Poetic prose, a narrative boasting enough reckless danger and love to loan itself to the description “rollicking yarn” and a dialogue born of the day prove this a carefully plotted tale. I wrote a friend mid-way through the first half exclaiming “LM Montgomery would love this book!” –she having been a reader easily transported; who hankered after being swept into waters at times safe and dangerous-- through character, romance, tragedy.


I especially enjoyed the exposition of faith: found and lost through God, through Nature, through Love. Buchanan doesn’t box in one conceptualization of religion rather, and here I note Montgomery again, explores its manifestation in numerous ways, feelings, thoughts.

I closed the book proud to add Buchanan to a rich Canadian tradition, scenes still embedded in my brain, the cavernous falls ringing in my ears.



My thanks to Harper Collins for a book I cannot utter a sentence this week without recommending.

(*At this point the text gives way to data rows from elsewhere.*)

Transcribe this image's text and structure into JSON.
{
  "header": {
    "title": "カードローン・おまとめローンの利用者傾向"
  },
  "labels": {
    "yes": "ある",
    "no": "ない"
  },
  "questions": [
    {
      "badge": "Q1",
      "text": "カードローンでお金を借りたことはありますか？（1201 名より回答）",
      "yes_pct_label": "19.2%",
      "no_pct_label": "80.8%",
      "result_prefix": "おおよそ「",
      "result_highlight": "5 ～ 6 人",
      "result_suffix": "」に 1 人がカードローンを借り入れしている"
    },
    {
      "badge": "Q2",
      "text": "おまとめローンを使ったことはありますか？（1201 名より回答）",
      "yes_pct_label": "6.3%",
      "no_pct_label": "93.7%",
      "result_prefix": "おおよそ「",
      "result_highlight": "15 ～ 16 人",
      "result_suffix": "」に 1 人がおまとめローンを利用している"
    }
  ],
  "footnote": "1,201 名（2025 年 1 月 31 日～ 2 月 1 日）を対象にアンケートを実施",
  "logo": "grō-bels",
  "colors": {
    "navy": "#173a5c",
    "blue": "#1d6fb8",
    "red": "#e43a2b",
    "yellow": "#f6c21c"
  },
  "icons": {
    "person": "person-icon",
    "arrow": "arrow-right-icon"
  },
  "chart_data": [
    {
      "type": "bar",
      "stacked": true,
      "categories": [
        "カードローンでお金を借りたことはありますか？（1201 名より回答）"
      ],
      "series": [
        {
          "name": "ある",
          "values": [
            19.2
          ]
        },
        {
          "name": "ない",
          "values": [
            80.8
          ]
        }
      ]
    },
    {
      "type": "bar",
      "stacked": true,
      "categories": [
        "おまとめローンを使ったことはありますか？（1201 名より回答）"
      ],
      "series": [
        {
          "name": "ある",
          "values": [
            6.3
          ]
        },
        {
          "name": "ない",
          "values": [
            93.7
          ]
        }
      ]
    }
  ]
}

note: visit the Savvy Reader for an audio discussion with Cathy Marie Buchanan

6 comments:

Kailana said...

Isn't this a fantastic book? I loved it! I was going to review it today, but haven't got that far yet.

I really must read Deafening! It is on my TBR pile...

Court said...

I totally need to read this. Like really badly.

Niagara Falls Attractions said...

great work! Thanks for promoting our awesome city!

Rachel said...

The book is beautiful and makes me want to go to Niagara Falls. Confession: I usually just get to Niagara on the Lake and stop: I don't like the gawdiness of the downtown core. However, if I could strip away the ornate modernization and haunted houses and somehow unearth Buchanan's Niagara, I definitely hanker after those falls.

Cathy Marie Buchanan said...

Thanks for you thoughful review of my book, Rachel. Maybe my Niagara Falls top ten whill inspire a visit to Niafara Falls. Nothing gawdy on the list. http://cathymariebuchanan.com/2009/08/cathy%e2%80%99s-niagara-falls-top-10/

Cathy Marie Buchanan said...

Wow. Horrified by my poor typing/spelling above!!!